32. En ce qui concerne la société Com'line, il ressort des pièces du dossier qu'elle n'effectue pas de prospection par téléphone, qu'elle ne peut être jointe de cette façon par un client potentiel et ne peut donc être considérée comme pratiquant la vente à distance. La poursuite par Caprofem de ses relations commerciales avec cette société ne constitue pas une pratique discriminatoire. Au surplus, le Conseil a déjà eu l'occasion de noter, dans la décision 03-D-60 relative à des pratiques mises en œuvre par la société Cartier, que l'application discriminatoire de critères de sélection des accords verticaux n'empêche pas de faire bénéficier ces accords de l'exemption par catégorie prévue par le règlement n° 2790-1999 du 22 décembre 1999. De la même façon, une telle application discriminatoire par un fournisseur détenant moins de 15 % du marché ne peut, aux termes de la communication précitée sur les accords d'importance mineure, avoir un effet anticoncurrentiel sensible.
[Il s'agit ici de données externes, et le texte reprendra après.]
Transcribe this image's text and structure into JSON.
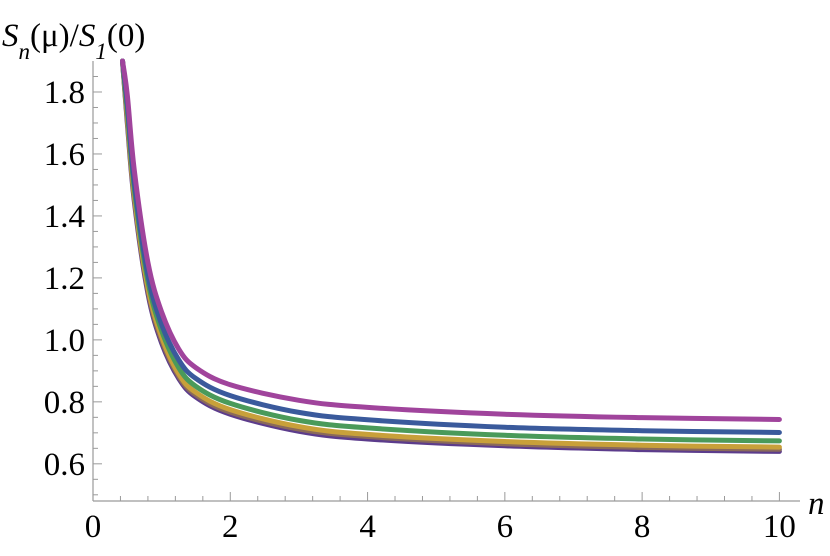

Il en est ainsi, en l'espèce, des différences relevées en ce qui concerne les délais de paiement ou les remises accordées par Caprofem à ses clients.
33. Enfin, il ressort du rapport d'enquête que le retour à une application stricte des conditions générales de vente en matière de délais de paiement à la société CAS résulte principalement de la modification des garanties d'encours par la SFAC à la suite des difficultés de paiement rencontrées par CAS.
34. Au total, aucune des pratiques dénoncées par la saisine ne constitue l'une des restrictions caractérisées définies par la Commission dans sa communication relative aux accords d'importance mineure en date du 22 décembre 2001. En conséquence, s'agissant de pratiques mettant en jeu des sociétés non concurrentes, opérant à un niveau différent de la chaîne de distribution, et la société Caprofem n'ayant réalisé, en 2000, que 3,2 % des ventes en gros de produits électrodomestiques en région parisienne, ces pratiques n'ont pu restreindre sensiblement la concurrence au sens de l'article L. 420-1 du Code de commerce.
35. Il convient, en conséquence, de faire application des dispositions de l'article L. 464-6 du Code du commerce.
Décision
Article unique : Il n'y a pas lieu de poursuivre la procédure.